Los hombres hablan de personas y
los caballeros hablan de cosas.
Per intenderci: le persone passano e le idee, i temi, i problemi restano. Su quelli ci confrontiamo e facciamo i conti. Non ci interessa il destino degli individui, la loro storia personale, le loro amicizie e le loro preferenze o comportamenti sessuali, se vanno a Sanremo o meno e cosa ci vanno a fare, se si ritengono “in quota” a qualcuno o meno e così via. Ci interessa sapere cosa ne pensano, quale sia il loro progetto, la loro visione su qualcuno dei grandi argomenti che interessano il futuro della Rai. E invece siamo indotti a trastullarci con numeri più o meno azzardati, su “successi” e “record” finti come un soldo bucato senza alcun riferimento a come e perché si ottengono quei numeri: se per entrare nella storia di Sanremo o della Tv è necessario avere in video la saga Ferragnez basta saperlo: all’occorrenza c’è di peggio. Se per qualche dollaro in più di contratti pubblicitari è necessario proporre e sostenere tutto il caravanserraglio di Sanremo, basta saperlo, c’è pure di peggio. Non ci interessano i numeri in quanto tali ma ciò che rappresentano: non si contano nella loro composizione percentuale (share) o assoluti (ascolti netti) ma si pesano in termini di cosa contengono, cosa esprimono, cosa riflettono e cosa propongono. Ieri abbiamo saputo che con Sanremo RaiUno ha “spostato” ovvero ridotto la soglia di età dei telespettatori over 45 da una media di 63 anni a 53. Interessante. Cosa sta a significare? È il risultato di una strategia editoriale ovvero il mix di Rosa Chemical e Ornella Vanoni?
Poniamo con forza il tema Instagram e Ferragnez: cosa ne pensano i consiglieri Rai, non solo per la rilevanza economica ma anche per il loro significato sociale nonché “editoriale”?
Poniamo un’altra domanda: chi e perché è stato deciso che il discorso di Zelensky fosse mandato in onda in piena notte dove, peraltro, ha avuto grande attenzione di pubblico? Si voleva fare il “botto” di ascolti? Si poteva farlo leggere alle 21.30, nel momento di picco. Si è trattato di una evidente scelta politica ma fatta da chi?

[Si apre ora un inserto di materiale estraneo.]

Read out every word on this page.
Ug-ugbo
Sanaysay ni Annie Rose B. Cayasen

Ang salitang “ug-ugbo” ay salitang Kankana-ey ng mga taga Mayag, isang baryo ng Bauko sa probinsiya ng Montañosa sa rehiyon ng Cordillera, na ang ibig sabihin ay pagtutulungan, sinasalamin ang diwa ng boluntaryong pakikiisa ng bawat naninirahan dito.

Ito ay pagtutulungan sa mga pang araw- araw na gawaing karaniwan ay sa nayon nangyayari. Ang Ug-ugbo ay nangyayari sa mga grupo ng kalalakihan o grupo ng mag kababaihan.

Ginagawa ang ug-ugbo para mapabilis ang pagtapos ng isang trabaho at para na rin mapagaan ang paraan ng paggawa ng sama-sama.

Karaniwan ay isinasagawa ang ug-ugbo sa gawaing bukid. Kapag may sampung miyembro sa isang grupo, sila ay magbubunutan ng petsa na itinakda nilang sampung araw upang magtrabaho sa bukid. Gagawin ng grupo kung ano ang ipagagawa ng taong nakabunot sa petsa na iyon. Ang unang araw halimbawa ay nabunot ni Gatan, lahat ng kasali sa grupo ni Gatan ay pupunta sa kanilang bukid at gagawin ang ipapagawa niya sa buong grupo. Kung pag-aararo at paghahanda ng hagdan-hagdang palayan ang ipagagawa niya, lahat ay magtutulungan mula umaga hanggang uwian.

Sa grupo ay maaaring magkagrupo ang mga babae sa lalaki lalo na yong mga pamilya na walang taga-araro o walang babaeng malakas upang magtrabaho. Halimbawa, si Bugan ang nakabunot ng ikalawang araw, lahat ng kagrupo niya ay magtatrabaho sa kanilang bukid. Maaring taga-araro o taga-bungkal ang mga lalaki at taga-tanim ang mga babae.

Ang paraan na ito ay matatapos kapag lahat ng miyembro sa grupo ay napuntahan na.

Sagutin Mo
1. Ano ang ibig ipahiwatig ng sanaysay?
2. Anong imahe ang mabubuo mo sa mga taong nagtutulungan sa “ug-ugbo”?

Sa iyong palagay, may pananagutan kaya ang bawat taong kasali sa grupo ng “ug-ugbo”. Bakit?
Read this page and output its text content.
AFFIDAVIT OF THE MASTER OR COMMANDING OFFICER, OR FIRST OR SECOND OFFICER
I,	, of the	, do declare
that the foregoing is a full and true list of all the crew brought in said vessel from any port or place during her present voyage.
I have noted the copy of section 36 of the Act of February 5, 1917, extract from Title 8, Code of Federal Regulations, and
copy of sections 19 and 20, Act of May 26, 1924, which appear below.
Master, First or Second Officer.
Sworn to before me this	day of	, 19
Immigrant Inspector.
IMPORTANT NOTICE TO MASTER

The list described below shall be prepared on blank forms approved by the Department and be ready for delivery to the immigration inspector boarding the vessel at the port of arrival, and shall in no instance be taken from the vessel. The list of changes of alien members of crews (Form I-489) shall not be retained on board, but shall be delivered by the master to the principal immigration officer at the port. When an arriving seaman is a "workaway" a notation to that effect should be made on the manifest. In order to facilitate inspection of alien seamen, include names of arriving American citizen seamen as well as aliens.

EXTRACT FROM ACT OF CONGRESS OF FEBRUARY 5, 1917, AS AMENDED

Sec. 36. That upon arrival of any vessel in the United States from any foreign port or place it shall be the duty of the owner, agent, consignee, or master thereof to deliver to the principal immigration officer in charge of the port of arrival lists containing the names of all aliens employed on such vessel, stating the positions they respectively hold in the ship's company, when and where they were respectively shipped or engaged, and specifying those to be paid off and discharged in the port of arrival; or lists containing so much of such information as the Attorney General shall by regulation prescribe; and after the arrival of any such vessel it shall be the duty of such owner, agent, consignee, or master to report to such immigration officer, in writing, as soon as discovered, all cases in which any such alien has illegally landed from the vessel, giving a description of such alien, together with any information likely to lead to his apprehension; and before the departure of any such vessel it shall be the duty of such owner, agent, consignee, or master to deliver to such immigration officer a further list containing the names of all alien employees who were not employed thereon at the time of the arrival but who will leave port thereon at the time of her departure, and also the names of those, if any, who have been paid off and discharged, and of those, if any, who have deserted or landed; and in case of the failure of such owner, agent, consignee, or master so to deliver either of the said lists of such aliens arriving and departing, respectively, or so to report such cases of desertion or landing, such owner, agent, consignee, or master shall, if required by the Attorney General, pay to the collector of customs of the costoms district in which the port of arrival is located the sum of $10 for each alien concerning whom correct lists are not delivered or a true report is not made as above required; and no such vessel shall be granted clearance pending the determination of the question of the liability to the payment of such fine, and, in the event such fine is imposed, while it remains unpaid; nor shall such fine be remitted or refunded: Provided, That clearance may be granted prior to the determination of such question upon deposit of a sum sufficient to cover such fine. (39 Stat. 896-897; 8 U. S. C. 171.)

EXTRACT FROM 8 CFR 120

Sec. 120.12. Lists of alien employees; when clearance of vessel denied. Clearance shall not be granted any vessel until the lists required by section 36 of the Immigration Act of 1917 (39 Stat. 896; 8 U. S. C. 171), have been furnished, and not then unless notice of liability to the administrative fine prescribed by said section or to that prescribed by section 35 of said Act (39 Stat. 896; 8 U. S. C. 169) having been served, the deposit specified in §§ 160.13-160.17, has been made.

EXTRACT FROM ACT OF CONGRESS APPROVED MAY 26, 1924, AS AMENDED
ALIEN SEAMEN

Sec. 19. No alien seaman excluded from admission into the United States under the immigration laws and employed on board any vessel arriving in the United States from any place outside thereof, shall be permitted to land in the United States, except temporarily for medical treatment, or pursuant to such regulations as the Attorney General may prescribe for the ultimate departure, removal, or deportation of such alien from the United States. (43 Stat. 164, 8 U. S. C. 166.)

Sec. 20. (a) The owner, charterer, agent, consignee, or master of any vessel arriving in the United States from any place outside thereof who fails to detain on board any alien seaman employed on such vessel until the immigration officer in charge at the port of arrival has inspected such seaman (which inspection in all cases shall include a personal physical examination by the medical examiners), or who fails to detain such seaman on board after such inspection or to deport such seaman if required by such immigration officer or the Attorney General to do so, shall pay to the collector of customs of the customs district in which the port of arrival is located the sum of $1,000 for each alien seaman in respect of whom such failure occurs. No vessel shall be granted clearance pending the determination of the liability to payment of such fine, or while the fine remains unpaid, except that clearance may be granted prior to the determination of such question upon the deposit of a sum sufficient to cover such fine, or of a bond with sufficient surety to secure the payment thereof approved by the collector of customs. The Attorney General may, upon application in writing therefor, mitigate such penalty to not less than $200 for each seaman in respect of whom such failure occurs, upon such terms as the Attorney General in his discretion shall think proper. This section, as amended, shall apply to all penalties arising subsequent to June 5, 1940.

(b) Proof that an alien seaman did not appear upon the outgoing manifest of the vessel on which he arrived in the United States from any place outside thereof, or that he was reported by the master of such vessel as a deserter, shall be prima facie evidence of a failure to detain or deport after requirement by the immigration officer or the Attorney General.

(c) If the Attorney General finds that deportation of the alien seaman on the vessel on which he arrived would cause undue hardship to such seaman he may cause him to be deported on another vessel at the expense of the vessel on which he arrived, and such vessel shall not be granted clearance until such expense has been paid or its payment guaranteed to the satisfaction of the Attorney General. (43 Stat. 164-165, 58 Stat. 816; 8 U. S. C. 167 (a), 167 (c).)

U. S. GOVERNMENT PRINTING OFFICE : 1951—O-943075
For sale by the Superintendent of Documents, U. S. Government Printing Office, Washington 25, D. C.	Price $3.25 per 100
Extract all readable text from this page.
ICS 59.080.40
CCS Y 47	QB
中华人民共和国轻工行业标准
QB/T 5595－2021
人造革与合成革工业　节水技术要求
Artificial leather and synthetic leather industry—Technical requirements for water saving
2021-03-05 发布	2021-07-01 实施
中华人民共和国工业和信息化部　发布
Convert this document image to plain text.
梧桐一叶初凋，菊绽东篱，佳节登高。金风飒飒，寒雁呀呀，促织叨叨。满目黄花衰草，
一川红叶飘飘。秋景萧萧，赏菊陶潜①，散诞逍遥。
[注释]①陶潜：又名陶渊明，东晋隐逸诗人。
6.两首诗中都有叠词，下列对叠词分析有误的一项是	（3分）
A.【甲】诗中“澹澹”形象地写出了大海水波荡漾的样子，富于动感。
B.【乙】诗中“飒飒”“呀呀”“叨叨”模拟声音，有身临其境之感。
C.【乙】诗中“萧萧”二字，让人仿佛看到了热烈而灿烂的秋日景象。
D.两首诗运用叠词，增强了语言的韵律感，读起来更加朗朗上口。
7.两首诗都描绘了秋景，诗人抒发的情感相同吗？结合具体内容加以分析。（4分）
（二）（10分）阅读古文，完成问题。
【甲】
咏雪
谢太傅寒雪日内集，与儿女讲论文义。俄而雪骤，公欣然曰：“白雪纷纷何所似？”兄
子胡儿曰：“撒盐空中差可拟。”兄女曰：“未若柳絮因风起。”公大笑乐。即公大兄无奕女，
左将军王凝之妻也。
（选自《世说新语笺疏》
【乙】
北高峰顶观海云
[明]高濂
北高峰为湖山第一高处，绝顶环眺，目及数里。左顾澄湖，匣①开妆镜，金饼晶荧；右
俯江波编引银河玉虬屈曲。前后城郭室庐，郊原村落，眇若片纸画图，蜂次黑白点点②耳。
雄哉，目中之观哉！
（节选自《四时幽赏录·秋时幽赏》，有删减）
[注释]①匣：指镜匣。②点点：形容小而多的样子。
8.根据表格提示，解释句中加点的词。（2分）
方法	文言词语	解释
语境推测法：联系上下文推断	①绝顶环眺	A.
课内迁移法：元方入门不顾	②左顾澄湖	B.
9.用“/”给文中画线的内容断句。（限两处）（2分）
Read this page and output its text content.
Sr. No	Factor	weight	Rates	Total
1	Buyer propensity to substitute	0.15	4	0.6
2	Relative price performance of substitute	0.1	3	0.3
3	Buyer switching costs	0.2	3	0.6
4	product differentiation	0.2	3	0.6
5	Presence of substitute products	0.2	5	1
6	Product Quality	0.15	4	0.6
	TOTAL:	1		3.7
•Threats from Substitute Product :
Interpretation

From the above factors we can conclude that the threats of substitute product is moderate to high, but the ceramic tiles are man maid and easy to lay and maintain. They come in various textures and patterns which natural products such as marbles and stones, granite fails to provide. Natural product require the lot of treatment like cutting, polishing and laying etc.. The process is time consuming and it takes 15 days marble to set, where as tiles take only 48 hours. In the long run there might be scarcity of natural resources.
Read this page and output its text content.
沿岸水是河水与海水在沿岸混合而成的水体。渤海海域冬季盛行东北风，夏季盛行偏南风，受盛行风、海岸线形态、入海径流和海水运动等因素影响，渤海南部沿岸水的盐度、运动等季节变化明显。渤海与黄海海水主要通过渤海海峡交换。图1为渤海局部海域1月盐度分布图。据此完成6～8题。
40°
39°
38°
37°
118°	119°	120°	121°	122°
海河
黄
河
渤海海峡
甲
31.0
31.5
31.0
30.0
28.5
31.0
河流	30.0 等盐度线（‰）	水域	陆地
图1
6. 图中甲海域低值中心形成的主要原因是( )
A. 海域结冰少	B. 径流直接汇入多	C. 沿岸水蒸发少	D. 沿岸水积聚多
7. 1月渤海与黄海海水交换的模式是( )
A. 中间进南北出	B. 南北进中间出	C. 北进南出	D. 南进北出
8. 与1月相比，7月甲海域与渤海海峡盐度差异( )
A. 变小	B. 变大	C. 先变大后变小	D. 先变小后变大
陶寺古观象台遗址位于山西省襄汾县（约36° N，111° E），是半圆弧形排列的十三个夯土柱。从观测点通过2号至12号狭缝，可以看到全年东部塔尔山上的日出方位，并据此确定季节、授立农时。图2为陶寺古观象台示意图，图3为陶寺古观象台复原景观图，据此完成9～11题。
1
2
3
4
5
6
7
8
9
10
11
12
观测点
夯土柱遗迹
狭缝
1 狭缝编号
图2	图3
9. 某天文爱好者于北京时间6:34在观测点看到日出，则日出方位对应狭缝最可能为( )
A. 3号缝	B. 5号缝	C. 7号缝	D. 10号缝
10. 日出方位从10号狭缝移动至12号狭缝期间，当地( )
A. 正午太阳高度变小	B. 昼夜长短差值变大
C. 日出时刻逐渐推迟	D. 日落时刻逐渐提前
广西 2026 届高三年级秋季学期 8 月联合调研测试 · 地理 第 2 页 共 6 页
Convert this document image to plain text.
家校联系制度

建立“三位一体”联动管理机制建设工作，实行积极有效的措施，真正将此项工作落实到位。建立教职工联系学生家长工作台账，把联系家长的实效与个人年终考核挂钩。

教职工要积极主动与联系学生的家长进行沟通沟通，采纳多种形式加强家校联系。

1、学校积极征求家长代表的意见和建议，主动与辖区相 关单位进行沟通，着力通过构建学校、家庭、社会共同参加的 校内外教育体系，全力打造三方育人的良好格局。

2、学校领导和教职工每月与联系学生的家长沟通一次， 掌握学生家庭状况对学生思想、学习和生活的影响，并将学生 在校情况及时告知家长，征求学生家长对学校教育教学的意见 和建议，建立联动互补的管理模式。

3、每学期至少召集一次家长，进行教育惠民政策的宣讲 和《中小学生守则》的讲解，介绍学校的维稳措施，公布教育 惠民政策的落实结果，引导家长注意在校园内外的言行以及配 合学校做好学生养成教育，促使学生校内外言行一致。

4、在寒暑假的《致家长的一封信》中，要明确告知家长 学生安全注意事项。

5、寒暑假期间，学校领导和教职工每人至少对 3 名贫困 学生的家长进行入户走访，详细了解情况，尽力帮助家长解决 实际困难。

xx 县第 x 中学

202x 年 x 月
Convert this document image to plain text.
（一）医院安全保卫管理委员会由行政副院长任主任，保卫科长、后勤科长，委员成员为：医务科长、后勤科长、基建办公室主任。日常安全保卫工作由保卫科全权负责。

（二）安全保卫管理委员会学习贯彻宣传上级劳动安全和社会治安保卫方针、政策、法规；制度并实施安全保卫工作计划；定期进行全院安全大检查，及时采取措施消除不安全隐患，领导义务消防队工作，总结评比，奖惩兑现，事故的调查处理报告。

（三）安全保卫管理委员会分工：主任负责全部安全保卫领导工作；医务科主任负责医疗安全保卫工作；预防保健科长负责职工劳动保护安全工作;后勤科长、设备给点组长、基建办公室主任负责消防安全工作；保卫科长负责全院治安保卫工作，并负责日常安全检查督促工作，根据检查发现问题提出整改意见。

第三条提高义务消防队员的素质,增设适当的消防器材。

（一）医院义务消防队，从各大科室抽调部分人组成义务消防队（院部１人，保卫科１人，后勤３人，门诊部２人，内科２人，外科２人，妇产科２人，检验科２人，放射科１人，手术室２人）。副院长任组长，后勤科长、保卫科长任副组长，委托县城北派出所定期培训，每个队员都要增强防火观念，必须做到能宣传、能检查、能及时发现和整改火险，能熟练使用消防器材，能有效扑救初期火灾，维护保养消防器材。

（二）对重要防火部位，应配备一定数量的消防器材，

Bene, veniamo al 12 febbraio. Hanno fatto il deserto spianato con le ruspe e ora la chiamano politica. E con i risultati di ieri siamo entrati nel “dopo” elezioni regionali, la seconda tappa di avvicinamento alla resa dei conti in Rai. Manca solo il congresso del PD e poi potremo essere pronti per la “nuova era” del Servizio Pubblico. Manca ancora poi un tassello: la Vigilanza e, se vogliamo dircela tutta, si avverte pure il silenzio di AgCom che sul tema Ferragnez avrebbe potuto e dovuto dire qualcosa.
Dunque, non sembra essere in discussione il se ma solo il quando. Attenzione, in discussione non c’è la Rai, l’Azienda di Servizio Pubblico in quanto tale (detto pure che ci sarebbe molto da dire in merito) ma la forma e la sostanza di chi la dirige. A leggere i giornali di oggi lo schieramento sembra netto: da un lato il PD o ciò che resta di esso (ovvero ciò che ne sarà) contro il resto del mondo a ranghi sparsi. Si invoca la “riforma della Rai” (Conte e Orlando, non pago di aver fatto ammuffire la sua proposta precedente) ma senza neanche prendersi la briga di accennare in che senso la si vorrebbe impostare. Il M5S guarda attonito il suo mondo che gli crolla intorno con la speranza di non naufragare insieme al PD. Tutti gli altri, Governo&C, vorrebbero fare qualcosa ma non possono, almeno per ora, o non vogliono o per manifesta e dichiarata difficoltà ad agire (come, quando e con chi?) o per mera convenienza (Berlusconi: la Rai non si tocca). C’è da crederci: la Rai è stata già “toccata” e contagiata nel suo spirito, nella sua anima profonda, e Sanremo ne è la sua immagine, la sua icona quasi assoluta.
Per il momento la destra è attestata e barricata per tanto tempo ancora: Hic manebimus optime e con questo vertice di Viale Mazzini potrebbe non esserci nessuna fretta di mandarli a casa.